The galley is to port, so a single-handed skipper can cook breakfast from the helm. Just joking! It's actually a very nicely arranged galley with ample counter space, a great view out the opening windows, and a Force 10 gas stove with pot clamps you'd expect to see on a sailboat. The refrigerator and freezer are in U-line drawers under the counter, but I think I'd find another place for the microwave because the overhead cabinet blocks everyone's view, including the skipper's. (Perhaps we could sacrifice the liquor locker?)
The master stateroom on the Norseman is located amidships for the least motion at sea or at anchor, and it's pleasantly spacious with exceptional headroom for an airy openness. The centerline berth faces forward from atop a platform that allows drawers on each side as well as a pair of nightstands. Two cedar-lined hanging lockers are outboard, and a 20-inch flat-screen TV is on the forward bulkhead. This is all very nice, indeed.
The master head compartment is nicely sized with the quiet-flush ITT head recessed into a Corian base for easy cleaning, a shower with a hatch to release steam, and a port for light and air. The washer/dryer is concealed in the master stateroom, so you probably won't be doing your laundry after you turn in for the night, but it's certainly convenient.
Forward along the starboard side passage is the VIP cabin, which fills the tapering bow area with a raised berth that allows a three-drawer bureau underneath. Two hanging lockers are in the cabin, while a third is behind the door that closes off the passageway.
At the entry to the guest cabin is a simple counter with a sink, leaving the en suite head to serve double duty as both toilet compartment and as a Corian-lined shower (with a seat over the toilet).
The flying bridge is sizable, with a fiberglass helm console forward of the single helm chair, an L-shaped settee with table to port, and a console with icemaker/fridge. The boat deck can easily handle a RIB tender, and comfortable stairs lead to the teak-planked afterdeck with its twin transom doors.

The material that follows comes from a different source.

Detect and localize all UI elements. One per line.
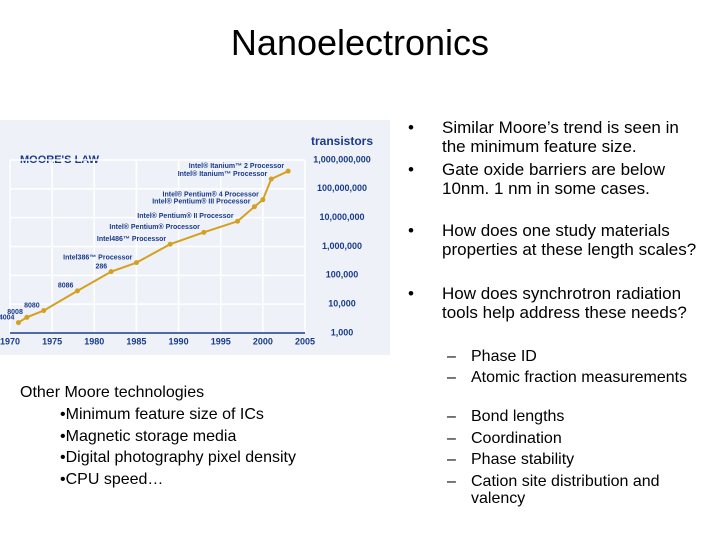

On deck, the 480 provides good security with wide side decks and high, welded stainless steel rails atop teak caprails. A boarding gate is provided forward on each side. At the bow, a teak platform is set up for twin anchors with two rollers and a Maxwell windlass for both chain and line. A spare rode locker is oversized, so it's easy to sort out any chain problems, and a washdown gets rid of mud.
Under way, the Norseman had an easy motion in the long Pacific swells, and her modified V-hull has enough chine flat to keep her from rolling, even in cross seas. Our test boat had the standard twin Cummins 450 hp diesels and, though 540 hp diesels are an option, the standard engines pushed us easily to 24 knots.
Like all first launches, we had some teething problems: The trim tabs were trying to outthink us, and the 480 would benefit from some prop testing. But, hey, 24 knots without using trim tabs is quick enough for most conditions, and she came up flat without bow rise.
Our test boat also had the optional stern thruster (a SidePower bowthruster is standard), so handling in tight quarters was a cinch. In spite of the teak and holly cabin soles (always noisier than carpet), the 480 was a quiet boat, barely reaching 78 dB(A) at full throttle. An Onan 8 kW genset is standard, and easily capable of handling the four MarineAir reverse-cycle air-conditioning units.
The earlier Norseman sailboats had a reputation for seamanlike systems, and the new power version is no different: Access to the usual maintenance points is good; all the wiring and plumbing are secured and tidy; and through-hull fittings (seacocks and rudderposts) are sturdy.
Considering the long list of standard equipment, the Norseman 480 would seem underpriced at less than $600,000, delivered, and you'd start looking for areas where the builders cut corners. The surprise is that you won't find them. Well built, with pleasing lines and a thoughtful interior, this is one yacht that you have to see to believe.